The problem lay with chaos theory itself. In the1980s, most chaologists were convinced that dynamic, nonlinear systems were simply hiding order from within—“deterministic chaos.” Most systems were not viewed as being dependent on randomness. Rather, complexity was seen as too deeply elaborate to understand, at the moment. But that mindset changed by the 1990s, when scientists discovered that the brain generates random “noise.” This fact alone made researchers realize that the brain depends on random fluctuations, meaning that the brain’s network of neurons requires both “stable phase–lock states and the unstable phase–shifting states.” In fact, there appears to be higher intelligence among brains that spend a good deal of time in a balancing act at the edge of chaos.
In this sense, the human brain represents the emergence of collective intelligence, with dumb neurons and synapses swarming in self–organizing clusters, to create intelligence.

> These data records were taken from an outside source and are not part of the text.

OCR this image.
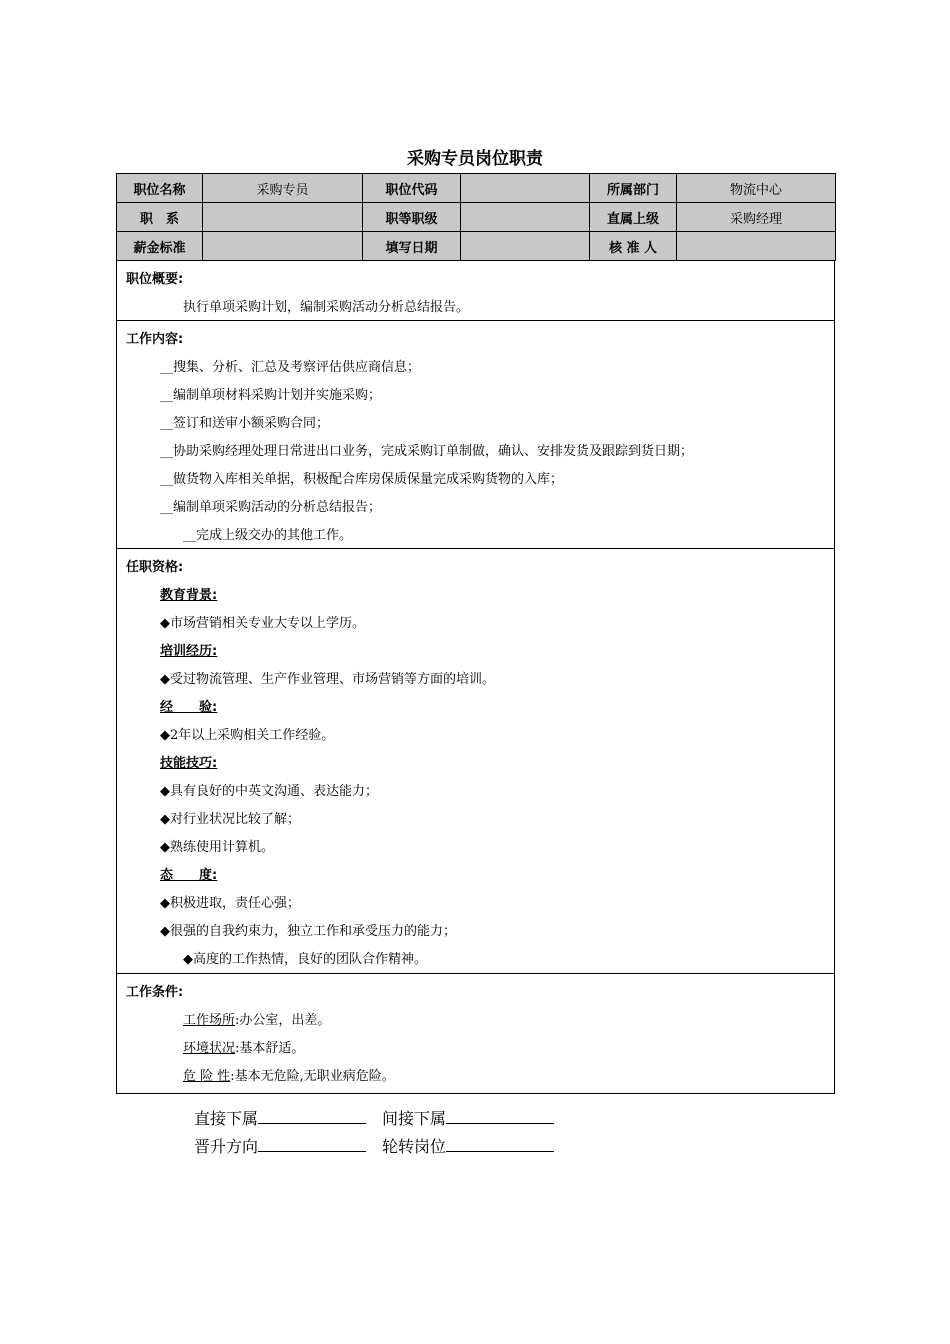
采购专员岗位职责
职位名称	采购专员	职位代码		所属部门	物流中心
职　系		职等职级		直属上级	采购经理
薪金标准		填写日期		核 准 人	
职位概要:
执行单项采购计划，编制采购活动分析总结报告。
工作内容:
__搜集、分析、汇总及考察评估供应商信息；
__编制单项材料采购计划并实施采购；
__签订和送审小额采购合同；
__协助采购经理处理日常进出口业务，完成采购订单制做，确认、安排发货及跟踪到货日期；
__做货物入库相关单据，积极配合库房保质保量完成采购货物的入库；
__编制单项采购活动的分析总结报告；
__完成上级交办的其他工作。
任职资格:
教育背景:
◆市场营销相关专业大专以上学历。
培训经历:
◆受过物流管理、生产作业管理、市场营销等方面的培训。
经　　验:
◆2年以上采购相关工作经验。
技能技巧:
◆具有良好的中英文沟通、表达能力；
◆对行业状况比较了解；
◆熟练使用计算机。
态　　度:
◆积极进取，责任心强；
◆很强的自我约束力，独立工作和承受压力的能力；
◆高度的工作热情，良好的团队合作精神。
工作条件:
工作场所:办公室，出差。
环境状况:基本舒适。
危 险 性:基本无危险,无职业病危险。
直接下属	间接下属
晋升方向	轮转岗位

1 Jesper Hoffmeyer, “The Swarming Body,” paper presented to the 5th IASS congress in Berkeley, June 1995, later published in Semiotics Around the World, Proceedings of the Fifth Congress of the International Association for Semiotic Studies, Berkeley 1994, Berlin/New York: Mouton de Gruyter 1997, pp. 937–940.
2 Frank Lacombe, “Modeling Swarm Behavior,” Science website at the University of Calgary. Posted on Physorg.com, Feb. 21, 2006.
3 Derrick Story, “Swarm Intelligence: An Interview with Eric Bonabeau,” O’Reilly Network, posted Feb. 21, 2003.
4 Story, ibid.
5 Kevin Kelly, New Rules for the New Economy, Chapter One: Embracing the Swarm, New York: Viking, 1998, p. 13.
6 Kelly, ibid., p. 14.
7 Ray Carson, “Brain in a dish acts as autopilot, living computer,” University of Florida, Oct. 22, 2004, part of a $500,000 National Science Foundation grant.
8 David Robson, “Disorderly Genius: How chaos drives the brain,” New Science, June 29, 2009.